What is it about replacing "nigger" with "slave" in Huck Finn that inspires such absolute chest-beating outrage from the bourgeois lit crowd? I mean, is preserving 219 repetitions of an offensive and violent racist word that central to Twain's meaning? Do these academic critics love the N-word that much? Is it that titillating to them? That's what I wonder.


Suppose the book were translated into French, or Spanish, etc.? And suppose a slightly different connotative epithet were used. Would it make any difference? How many of us know if Homer has ever been translated accurately, or Tolstoy or Camus or for that matter the Bible? Or what about a foreign film where the subtitles or dubs are botched? Is the meaning lost in translation?


Twain was too good a writer to hang everything on what was a kind of slang, and who can say if he deliberately employed massive redundancy or if it simply was of no more concern to him than dozens of other phrasings or word choices, and that, had an editor called him on it, he might have replaced it with "slave" or something else. He was a man of commerce as well as letters.

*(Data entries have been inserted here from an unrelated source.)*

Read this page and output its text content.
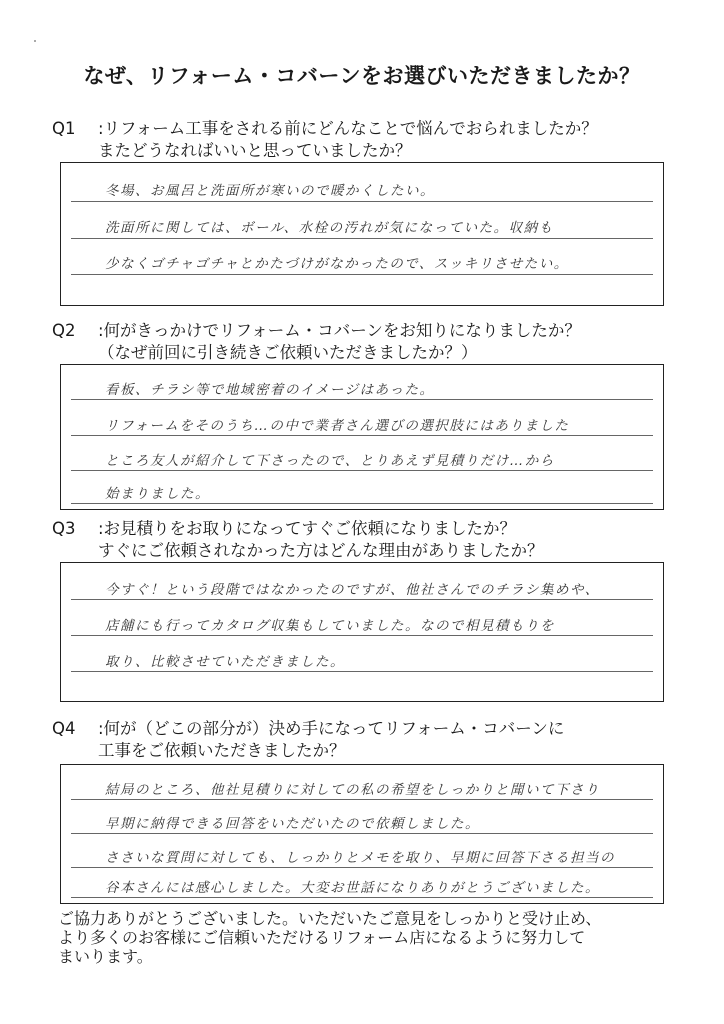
なぜ、リフォーム・コバーンをお選びいただきましたか？
Q1 :リフォーム工事をされる前にどんなことで悩んでおられましたか？
またどうなればいいと思っていましたか？
冬場、お風呂と洗面所が寒いので暖かくしたい。
洗面所に関しては、ボール、水栓の汚れが気になっていた。収納も
少なくゴチャゴチャとかたづけがなかったので、スッキリさせたい。
Q2 :何がきっかけでリフォーム・コバーンをお知りになりましたか？
（なぜ前回に引き続きご依頼いただきましたか？）
看板、チラシ等で地域密着のイメージはあった。
リフォームをそのうち…の中で業者さん選びの選択肢にはありました
ところ友人が紹介して下さったので、とりあえず見積りだけ…から
始まりました。
Q3 :お見積りをお取りになってすぐご依頼になりましたか？
すぐにご依頼されなかった方はどんな理由がありましたか？
今すぐ！という段階ではなかったのですが、他社さんでのチラシ集めや、
店舗にも行ってカタログ収集もしていました。なので相見積もりを
取り、比較させていただきました。
Q4 :何が（どこの部分が）決め手になってリフォーム・コバーンに
工事をご依頼いただきましたか？
結局のところ、他社見積りに対しての私の希望をしっかりと聞いて下さり
早期に納得できる回答をいただいたので依頼しました。
ささいな質問に対しても、しっかりとメモを取り、早期に回答下さる担当の
谷本さんには感心しました。大変お世話になりありがとうございました。
ご協力ありがとうございました。いただいたご意見をしっかりと受け止め、
より多くのお客様にご信頼いただけるリフォーム店になるように努力して
まいります。
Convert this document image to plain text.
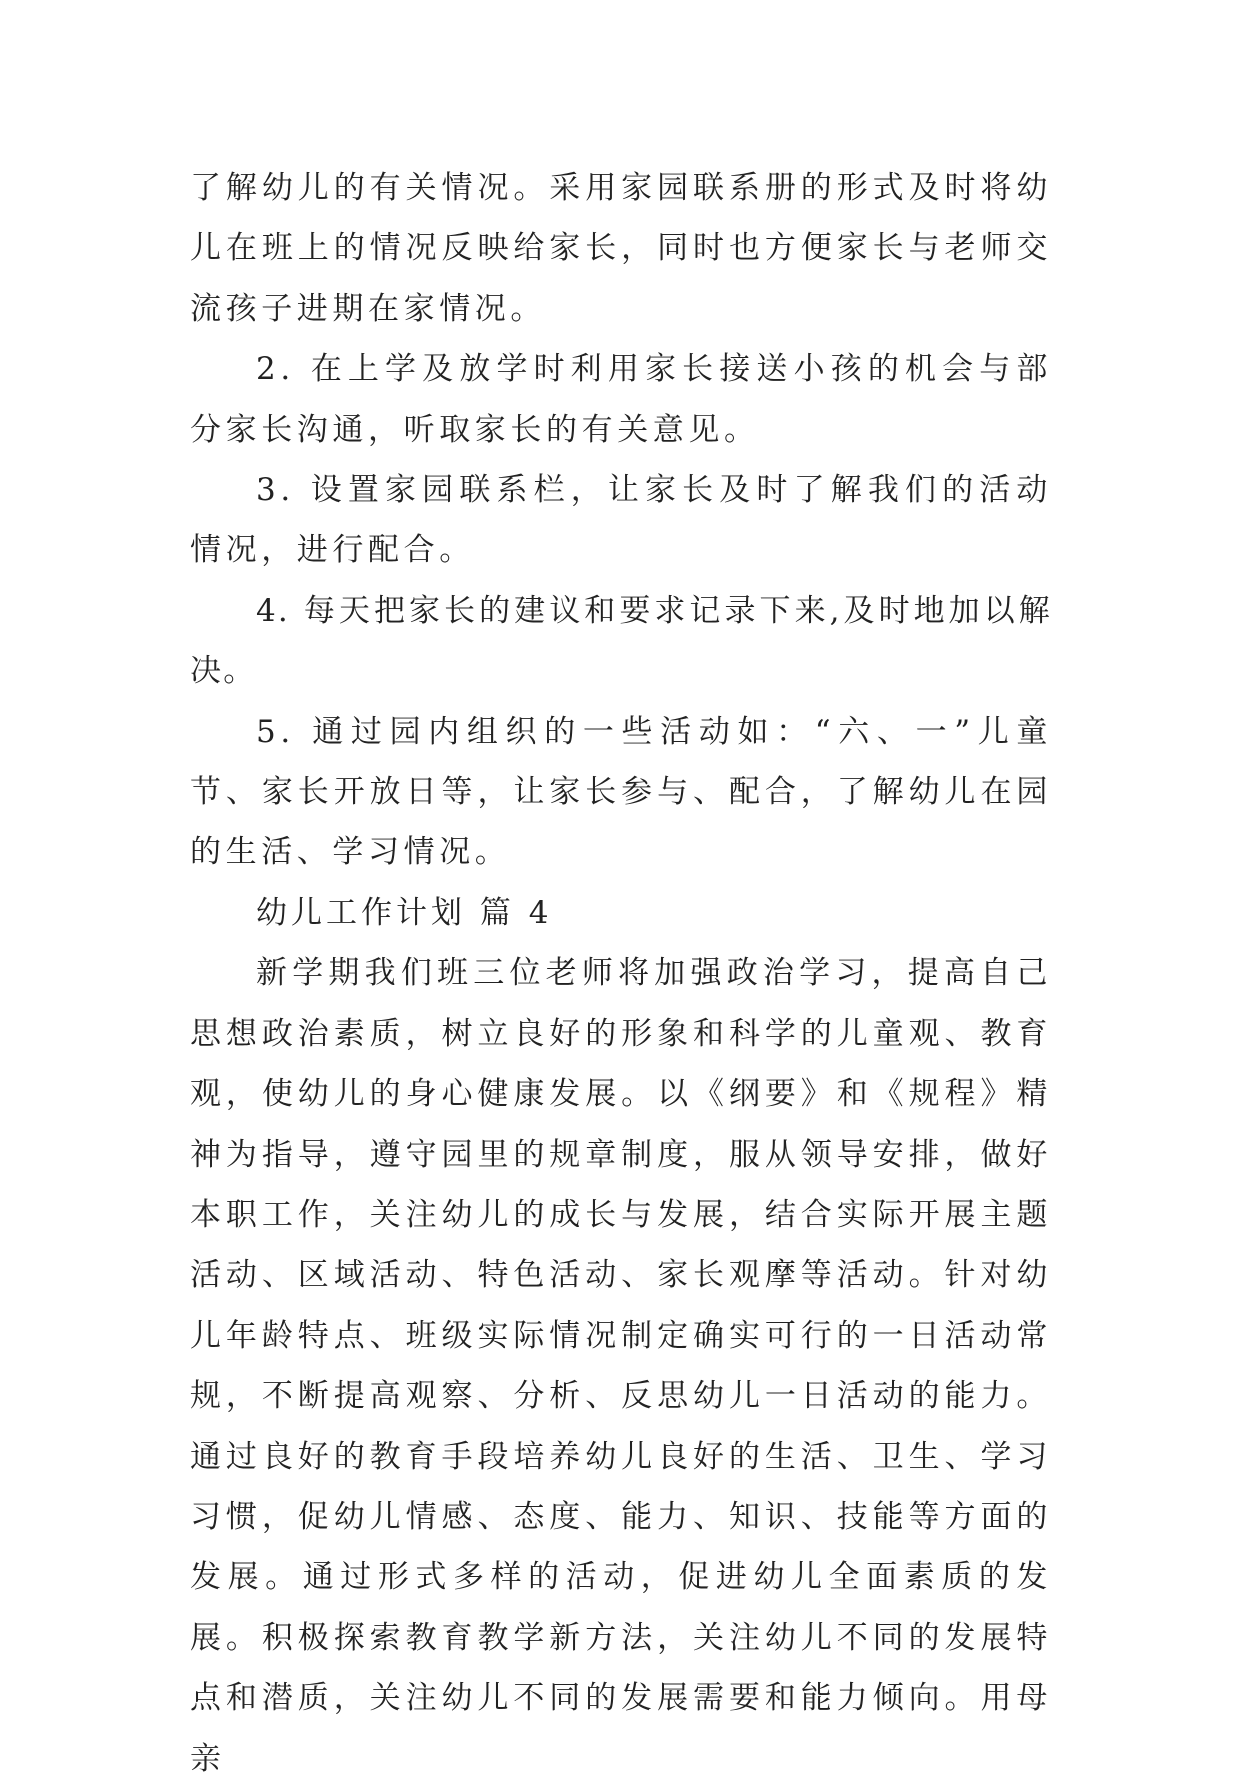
了解幼儿的有关情况。采用家园联系册的形式及时将幼儿在班上的情况反映给家长，同时也方便家长与老师交流孩子进期在家情况。

2. 在上学及放学时利用家长接送小孩的机会与部分家长沟通，听取家长的有关意见。

3. 设置家园联系栏，让家长及时了解我们的活动情况，进行配合。

4. 每天把家长的建议和要求记录下来,及时地加以解决。

5. 通过园内组织的一些活动如：“六、一”儿童节、家长开放日等，让家长参与、配合，了解幼儿在园的生活、学习情况。

幼儿工作计划 篇 4

新学期我们班三位老师将加强政治学习，提高自己思想政治素质，树立良好的形象和科学的儿童观、教育观，使幼儿的身心健康发展。以《纲要》和《规程》精神为指导，遵守园里的规章制度，服从领导安排，做好本职工作，关注幼儿的成长与发展，结合实际开展主题活动、区域活动、特色活动、家长观摩等活动。针对幼儿年龄特点、班级实际情况制定确实可行的一日活动常规，不断提高观察、分析、反思幼儿一日活动的能力。通过良好的教育手段培养幼儿良好的生活、卫生、学习习惯，促幼儿情感、态度、能力、知识、技能等方面的发展。通过形式多样的活动，促进幼儿全面素质的发展。积极探索教育教学新方法，关注幼儿不同的发展特点和潜质，关注幼儿不同的发展需要和能力倾向。用母亲
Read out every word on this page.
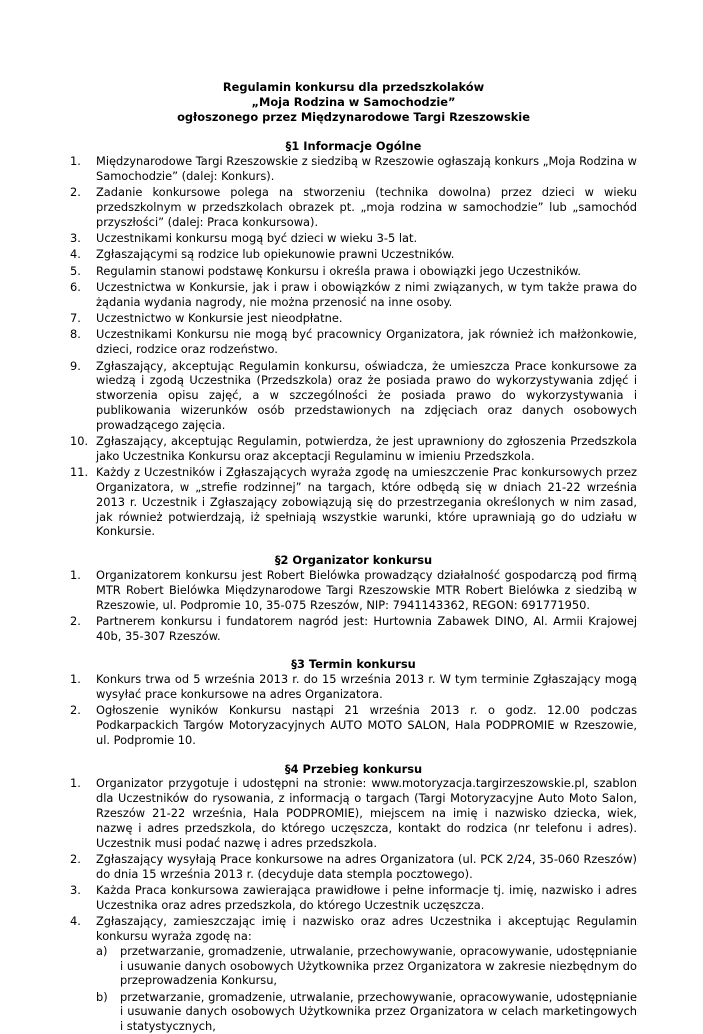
Regulamin konkursu dla przedszkolaków
„Moja Rodzina w Samochodzie”
ogłoszonego przez Międzynarodowe Targi Rzeszowskie
§1 Informacje Ogólne
1.	Międzynarodowe Targi Rzeszowskie z siedzibą w Rzeszowie ogłaszają konkurs „Moja Rodzina w Samochodzie” (dalej: Konkurs).
2.	Zadanie konkursowe polega na stworzeniu (technika dowolna) przez dzieci w wieku przedszkolnym w przedszkolach obrazek pt. „moja rodzina w samochodzie” lub „samochód przyszłości” (dalej: Praca konkursowa).
3.	Uczestnikami konkursu mogą być dzieci w wieku 3-5 lat.
4.	Zgłaszającymi są rodzice lub opiekunowie prawni Uczestników.
5.	Regulamin stanowi podstawę Konkursu i określa prawa i obowiązki jego Uczestników.
6.	Uczestnictwa w Konkursie, jak i praw i obowiązków z nimi związanych, w tym także prawa do żądania wydania nagrody, nie można przenosić na inne osoby.
7.	Uczestnictwo w Konkursie jest nieodpłatne.
8.	Uczestnikami Konkursu nie mogą być pracownicy Organizatora, jak również ich małżonkowie, dzieci, rodzice oraz rodzeństwo.
9.	Zgłaszający, akceptując Regulamin konkursu, oświadcza, że umieszcza Prace konkursowe za wiedzą i zgodą Uczestnika (Przedszkola) oraz że posiada prawo do wykorzystywania zdjęć i stworzenia opisu zajęć, a w szczególności że posiada prawo do wykorzystywania i publikowania wizerunków osób przedstawionych na zdjęciach oraz danych osobowych prowadzącego zajęcia.
10. Zgłaszający, akceptując Regulamin, potwierdza, że jest uprawniony do zgłoszenia Przedszkola jako Uczestnika Konkursu oraz akceptacji Regulaminu w imieniu Przedszkola.
11. Każdy z Uczestników i Zgłaszających wyraża zgodę na umieszczenie Prac konkursowych przez Organizatora, w „strefie rodzinnej” na targach, które odbędą się w dniach 21-22 września 2013 r. Uczestnik i Zgłaszający zobowiązują się do przestrzegania określonych w nim zasad, jak również potwierdzają, iż spełniają wszystkie warunki, które uprawniają go do udziału w Konkursie.
§2 Organizator konkursu
1.	Organizatorem konkursu jest Robert Bielówka prowadzący działalność gospodarczą pod firmą MTR Robert Bielówka Międzynarodowe Targi Rzeszowskie MTR Robert Bielówka z siedzibą w Rzeszowie, ul. Podpromie 10, 35-075 Rzeszów, NIP: 7941143362, REGON: 691771950.
2.	Partnerem konkursu i fundatorem nagród jest: Hurtownia Zabawek DINO, Al. Armii Krajowej 40b, 35-307 Rzeszów.
§3 Termin konkursu
1.	Konkurs trwa od 5 września 2013 r. do 15 września 2013 r. W tym terminie Zgłaszający mogą wysyłać prace konkursowe na adres Organizatora.
2.	Ogłoszenie wyników Konkursu nastąpi 21 września 2013 r. o godz. 12.00 podczas Podkarpackich Targów Motoryzacyjnych AUTO MOTO SALON, Hala PODPROMIE w Rzeszowie, ul. Podpromie 10.
§4 Przebieg konkursu
1.	Organizator przygotuje i udostępni na stronie: www.motoryzacja.targirzeszowskie.pl, szablon dla Uczestników do rysowania, z informacją o targach (Targi Motoryzacyjne Auto Moto Salon, Rzeszów 21-22 września, Hala PODPROMIE), miejscem na imię i nazwisko dziecka, wiek, nazwę i adres przedszkola, do którego uczęszcza, kontakt do rodzica (nr telefonu i adres). Uczestnik musi podać nazwę i adres przedszkola.
2.	Zgłaszający wysyłają Prace konkursowe na adres Organizatora (ul. PCK 2/24, 35-060 Rzeszów) do dnia 15 września 2013 r. (decyduje data stempla pocztowego).
3.	Każda Praca konkursowa zawierająca prawidłowe i pełne informacje tj. imię, nazwisko i adres Uczestnika oraz adres przedszkola, do którego Uczestnik uczęszcza.
4.	Zgłaszający, zamieszczając imię i nazwisko oraz adres Uczestnika i akceptując Regulamin konkursu wyraża zgodę na:
a)	przetwarzanie, gromadzenie, utrwalanie, przechowywanie, opracowywanie, udostępnianie i usuwanie danych osobowych Użytkownika przez Organizatora w zakresie niezbędnym do przeprowadzenia Konkursu,
b)	przetwarzanie, gromadzenie, utrwalanie, przechowywanie, opracowywanie, udostępnianie i usuwanie danych osobowych Użytkownika przez Organizatora w celach marketingowych i statystycznych,
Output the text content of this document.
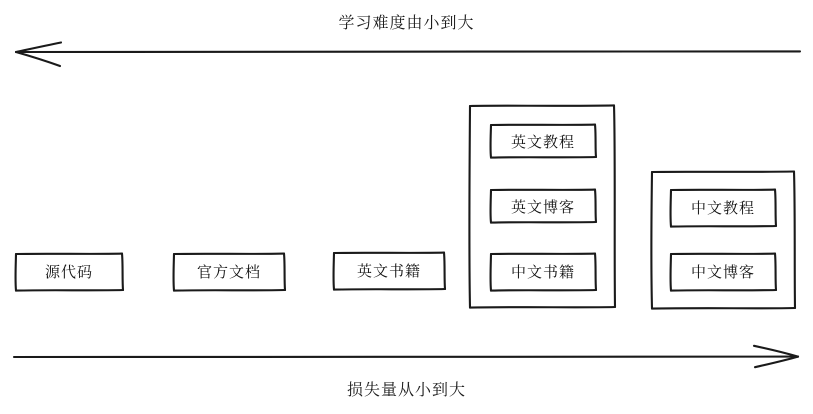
学习难度由小到大
损失量从小到大
源代码	官方文档	英文书籍
英文教程
英文博客
中文书籍
中文教程
中文博客
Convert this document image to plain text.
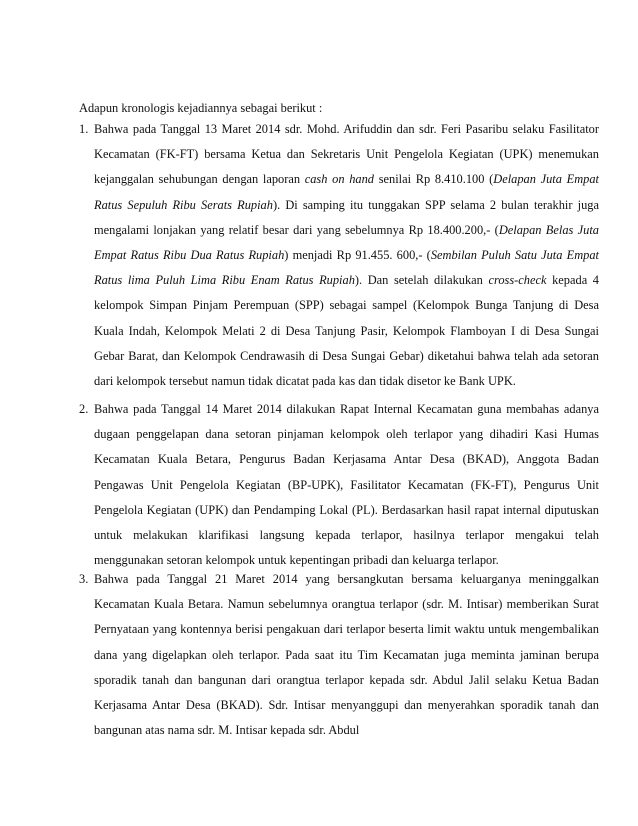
Adapun kronologis kejadiannya sebagai berikut :

1. Bahwa pada Tanggal 13 Maret 2014 sdr. Mohd. Arifuddin dan sdr. Feri Pasaribu selaku Fasilitator Kecamatan (FK-FT) bersama Ketua dan Sekretaris Unit Pengelola Kegiatan (UPK) menemukan kejanggalan sehubungan dengan laporan cash on hand senilai Rp 8.410.100 (Delapan Juta Empat Ratus Sepuluh Ribu Serats Rupiah). Di samping itu tunggakan SPP selama 2 bulan terakhir juga mengalami lonjakan yang relatif besar dari yang sebelumnya Rp 18.400.200,- (Delapan Belas Juta Empat Ratus Ribu Dua Ratus Rupiah) menjadi Rp 91.455. 600,- (Sembilan Puluh Satu Juta Empat Ratus lima Puluh Lima Ribu Enam Ratus Rupiah). Dan setelah dilakukan cross-check kepada 4 kelompok Simpan Pinjam Perempuan (SPP) sebagai sampel (Kelompok Bunga Tanjung di Desa Kuala Indah, Kelompok Melati 2 di Desa Tanjung Pasir, Kelompok Flamboyan I di Desa Sungai Gebar Barat, dan Kelompok Cendrawasih di Desa Sungai Gebar) diketahui bahwa telah ada setoran dari kelompok tersebut namun tidak dicatat pada kas dan tidak disetor ke Bank UPK.

2. Bahwa pada Tanggal 14 Maret 2014 dilakukan Rapat Internal Kecamatan guna membahas adanya dugaan penggelapan dana setoran pinjaman kelompok oleh terlapor yang dihadiri Kasi Humas Kecamatan Kuala Betara, Pengurus Badan Kerjasama Antar Desa (BKAD), Anggota Badan Pengawas Unit Pengelola Kegiatan (BP-UPK), Fasilitator Kecamatan (FK-FT), Pengurus Unit Pengelola Kegiatan (UPK) dan Pendamping Lokal (PL). Berdasarkan hasil rapat internal diputuskan untuk melakukan klarifikasi langsung kepada terlapor, hasilnya terlapor mengakui telah menggunakan setoran kelompok untuk kepentingan pribadi dan keluarga terlapor.

3. Bahwa pada Tanggal 21 Maret 2014 yang bersangkutan bersama keluarganya meninggalkan Kecamatan Kuala Betara. Namun sebelumnya orangtua terlapor (sdr. M. Intisar) memberikan Surat Pernyataan yang kontennya berisi pengakuan dari terlapor beserta limit waktu untuk mengembalikan dana yang digelapkan oleh terlapor. Pada saat itu Tim Kecamatan juga meminta jaminan berupa sporadik tanah dan bangunan dari orangtua terlapor kepada sdr. Abdul Jalil selaku Ketua Badan Kerjasama Antar Desa (BKAD). Sdr. Intisar menyanggupi dan menyerahkan sporadik tanah dan bangunan atas nama sdr. M. Intisar kepada sdr. Abdul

But no one called him on it. That's not true anymore. Twain's masterpiece isn't at risk for being "sanitized." It is at risk for being banned. There's a difference. Now, because of this ridiculously controversial NewSouth edition (which at a 7,500 print run scarcely threatens the original text or the reading opportunities of adults) teachers who want to teach Huck to kids--or "children"-- in any of the thousands of classrooms where that is not allowed, now can do so. It's a trade-off worth the price of a racial epithet. I'll bet Twain would see it that way. And I'll bet Kindle will, too.